The EDM Council, Retail and Auto?

-Howard: At the last EDW [Enterprise Data World conference] in San Diego, they mentioned FIBO or EDMC had taken on Retail as well. Are you aware of that?

-Jurgen: I was a speaker at the FIBO conference and heard this as well. They [the EDMC] are interested in doing “Auto,” like in vehicles, automobiles as an ontology. Well, I worked in Finance all my life. I wish they would focus the energy on the Financial Industry: Get Loans and these other modules into the Normative part, into Production, add on new subject areas like credit cards. The FIBO model, at least the Normative part, in my opinion, is a bit heavy on the investment side. It could have more for Retail and Commercial Banks.

Insurance Industry

-Howard: And also the Insurance.

-Jurgen: Excellent point. Yes, I would rather see the EDMC taking on Insurance than Retail or Automobiles.

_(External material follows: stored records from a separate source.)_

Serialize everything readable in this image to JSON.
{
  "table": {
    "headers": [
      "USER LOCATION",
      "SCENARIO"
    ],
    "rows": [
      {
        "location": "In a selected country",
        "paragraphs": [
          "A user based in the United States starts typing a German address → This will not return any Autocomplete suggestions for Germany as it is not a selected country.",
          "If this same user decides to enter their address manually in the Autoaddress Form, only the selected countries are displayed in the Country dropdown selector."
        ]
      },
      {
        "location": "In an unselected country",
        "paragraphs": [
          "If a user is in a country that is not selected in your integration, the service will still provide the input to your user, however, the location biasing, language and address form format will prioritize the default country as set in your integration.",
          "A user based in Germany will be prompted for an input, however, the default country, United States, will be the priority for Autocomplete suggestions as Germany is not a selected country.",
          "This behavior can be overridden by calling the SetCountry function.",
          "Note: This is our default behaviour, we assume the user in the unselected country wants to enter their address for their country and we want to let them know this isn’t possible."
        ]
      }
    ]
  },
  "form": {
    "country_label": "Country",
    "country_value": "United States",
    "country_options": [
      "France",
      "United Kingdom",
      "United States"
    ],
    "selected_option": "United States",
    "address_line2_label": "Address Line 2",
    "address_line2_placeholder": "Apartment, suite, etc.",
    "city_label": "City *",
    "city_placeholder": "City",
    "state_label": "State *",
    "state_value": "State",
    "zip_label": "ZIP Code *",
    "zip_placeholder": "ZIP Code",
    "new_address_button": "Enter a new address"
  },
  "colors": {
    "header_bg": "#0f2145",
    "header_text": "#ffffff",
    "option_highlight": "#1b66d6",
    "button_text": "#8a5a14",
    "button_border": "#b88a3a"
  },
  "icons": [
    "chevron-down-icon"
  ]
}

Zelda Are there any videos or presentation more relating this model to the insurance industry? I’ve seen things that make sense to me

-Jurgen: I don’t have any presentations on the YouTube channel or the website. You have a good foundation for insurances. That’s a FIBO Foundation, Business Entities, Finance Business & Commerce. That together gives you over a thousand entities. Plus, as an Insurance Company, you have to manage your assets.  That’s where the investment side, Securities, becomes fascinating. How you manage your assets [premiums received]. Details, like policies & claims, are not there yet. Take the FIB-DM as a foundation and engage with the EDMC to add insurance content. I had an appeal together with Robert Trupitz, the leader of the FIBO development team, for data modelers to engage with the EDMC, helping to build out subject areas. They would love to see insurance people join the content groups and develop a model together with them.

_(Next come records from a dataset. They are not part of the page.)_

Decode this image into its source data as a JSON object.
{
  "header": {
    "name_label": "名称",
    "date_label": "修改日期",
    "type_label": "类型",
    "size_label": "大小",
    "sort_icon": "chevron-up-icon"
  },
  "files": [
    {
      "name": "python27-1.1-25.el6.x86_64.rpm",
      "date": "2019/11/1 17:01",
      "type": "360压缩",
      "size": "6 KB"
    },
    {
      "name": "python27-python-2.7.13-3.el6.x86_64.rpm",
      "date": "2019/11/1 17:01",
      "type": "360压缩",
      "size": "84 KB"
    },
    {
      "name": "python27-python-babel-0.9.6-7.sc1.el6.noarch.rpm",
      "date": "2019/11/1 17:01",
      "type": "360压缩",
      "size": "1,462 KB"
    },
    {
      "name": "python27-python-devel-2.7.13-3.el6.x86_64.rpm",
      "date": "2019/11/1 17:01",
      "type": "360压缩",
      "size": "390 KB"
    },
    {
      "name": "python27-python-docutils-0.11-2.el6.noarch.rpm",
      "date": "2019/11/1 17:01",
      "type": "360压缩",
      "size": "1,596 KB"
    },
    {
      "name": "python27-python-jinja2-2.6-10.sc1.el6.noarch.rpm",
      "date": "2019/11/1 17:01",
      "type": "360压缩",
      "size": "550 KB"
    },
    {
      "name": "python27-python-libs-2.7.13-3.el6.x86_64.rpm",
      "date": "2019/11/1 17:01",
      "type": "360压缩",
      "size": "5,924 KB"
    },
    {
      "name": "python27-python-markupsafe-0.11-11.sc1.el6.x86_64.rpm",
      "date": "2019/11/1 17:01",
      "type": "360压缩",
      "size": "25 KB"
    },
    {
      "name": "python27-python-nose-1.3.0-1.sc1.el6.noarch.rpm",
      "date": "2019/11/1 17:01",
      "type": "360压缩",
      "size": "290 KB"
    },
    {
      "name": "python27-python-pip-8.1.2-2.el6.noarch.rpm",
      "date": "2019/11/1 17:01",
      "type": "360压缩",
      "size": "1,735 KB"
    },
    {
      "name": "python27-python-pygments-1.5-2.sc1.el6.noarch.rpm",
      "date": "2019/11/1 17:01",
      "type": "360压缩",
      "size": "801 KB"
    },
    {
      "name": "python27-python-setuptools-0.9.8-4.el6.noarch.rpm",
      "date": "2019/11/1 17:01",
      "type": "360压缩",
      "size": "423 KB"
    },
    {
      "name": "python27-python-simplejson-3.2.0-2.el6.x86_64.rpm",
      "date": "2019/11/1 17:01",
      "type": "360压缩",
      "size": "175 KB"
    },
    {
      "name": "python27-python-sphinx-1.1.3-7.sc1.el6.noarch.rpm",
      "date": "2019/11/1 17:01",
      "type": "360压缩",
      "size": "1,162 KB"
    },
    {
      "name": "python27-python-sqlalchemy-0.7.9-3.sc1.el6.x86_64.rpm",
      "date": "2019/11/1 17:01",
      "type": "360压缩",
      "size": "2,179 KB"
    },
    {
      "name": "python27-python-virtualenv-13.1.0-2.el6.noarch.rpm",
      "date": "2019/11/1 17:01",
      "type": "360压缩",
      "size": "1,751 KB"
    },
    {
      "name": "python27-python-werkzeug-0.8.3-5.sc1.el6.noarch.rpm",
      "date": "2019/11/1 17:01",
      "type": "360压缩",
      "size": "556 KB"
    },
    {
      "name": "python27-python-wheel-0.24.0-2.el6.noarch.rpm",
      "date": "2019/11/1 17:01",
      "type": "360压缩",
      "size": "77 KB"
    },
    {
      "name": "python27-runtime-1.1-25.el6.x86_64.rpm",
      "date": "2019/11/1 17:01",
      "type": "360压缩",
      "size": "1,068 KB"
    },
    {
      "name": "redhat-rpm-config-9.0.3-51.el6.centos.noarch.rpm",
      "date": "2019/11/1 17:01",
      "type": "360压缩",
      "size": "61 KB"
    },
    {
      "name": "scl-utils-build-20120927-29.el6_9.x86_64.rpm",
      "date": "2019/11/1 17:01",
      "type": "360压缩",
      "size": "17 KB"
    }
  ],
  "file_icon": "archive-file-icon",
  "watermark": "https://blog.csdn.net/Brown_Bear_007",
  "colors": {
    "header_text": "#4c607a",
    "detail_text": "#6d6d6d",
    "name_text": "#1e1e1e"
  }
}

-ZeldA: Because lots of this, I mean we’ve got the parties, you’ve got agreements, the Product and Offering would be interesting to see how that would work out in this model.

-Jurgen: Right. You have the foundation, the framework, the asset management side.-

Zelda: Long Term payout.

-Jurgen: But it doesn’t have detail on policies, on claims – that’s what you would have to add, to customize by yourself.

Conclusion

-Howard: All right. Thank you, Jurgen
-Paul: It was a great discussion, and thanks so much for your input and insights.

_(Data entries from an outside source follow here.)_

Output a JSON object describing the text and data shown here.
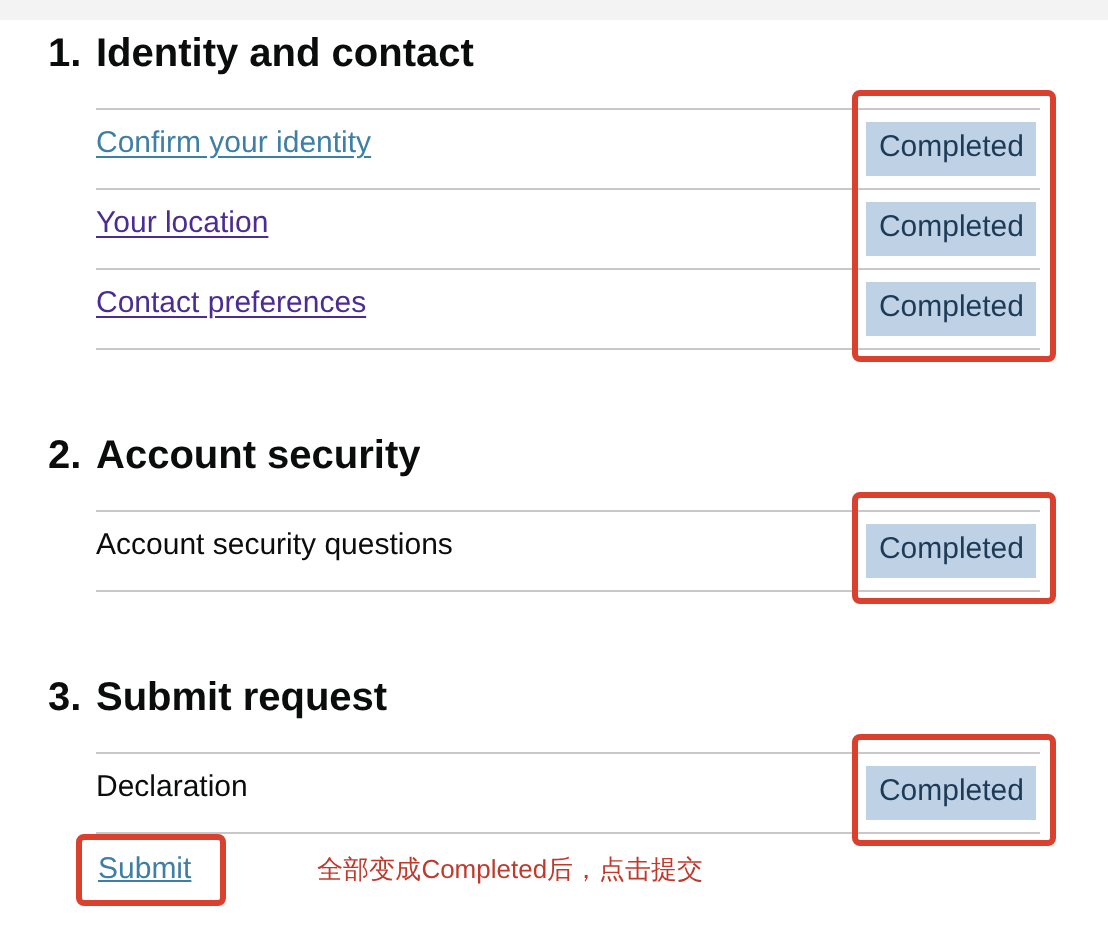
{
  "sections": [
    {
      "number": "1.",
      "title": "Identity and contact",
      "boxed": true,
      "tasks": [
        {
          "kind": "link",
          "label": "Confirm your identity",
          "visited": false,
          "status": "Completed"
        },
        {
          "kind": "link",
          "label": "Your location",
          "visited": true,
          "status": "Completed"
        },
        {
          "kind": "link",
          "label": "Contact preferences",
          "visited": true,
          "status": "Completed"
        }
      ]
    },
    {
      "number": "2.",
      "title": "Account security",
      "boxed": true,
      "tasks": [
        {
          "kind": "text",
          "label": "Account security questions",
          "status": "Completed"
        }
      ]
    },
    {
      "number": "3.",
      "title": "Submit request",
      "boxed": true,
      "tasks": [
        {
          "kind": "text",
          "label": "Declaration",
          "status": "Completed"
        }
      ]
    }
  ],
  "submit": {
    "label": "Submit",
    "boxed": true
  },
  "annotation": "全部变成Completed后，点击提交"
}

-Jurgen: Well, thank you guys, I enjoyed it, and I was blown away, like how many people were interested in, dialed in into this meeting. Again my appeal is to DAMA, folks who listened in: Publish your content open-source. In particular, if you migrated FIB-DM to ERWin, put it on the web open-source, and other users just take your ERWin model, rather than trying to migrate/import on their own.

-Howard: Yeah, fantastic. Okay, any last question?
 -Carl: What I’m interested in these days has to do with the central securities depository. I’m taking a look at the model, and it’s really easy. Thank you.

-Howard: Thanks, everybody

-Jurgen: Thanks to you, Howard, Paul, and thanks for attending

-Participants: Thank you. Thank you.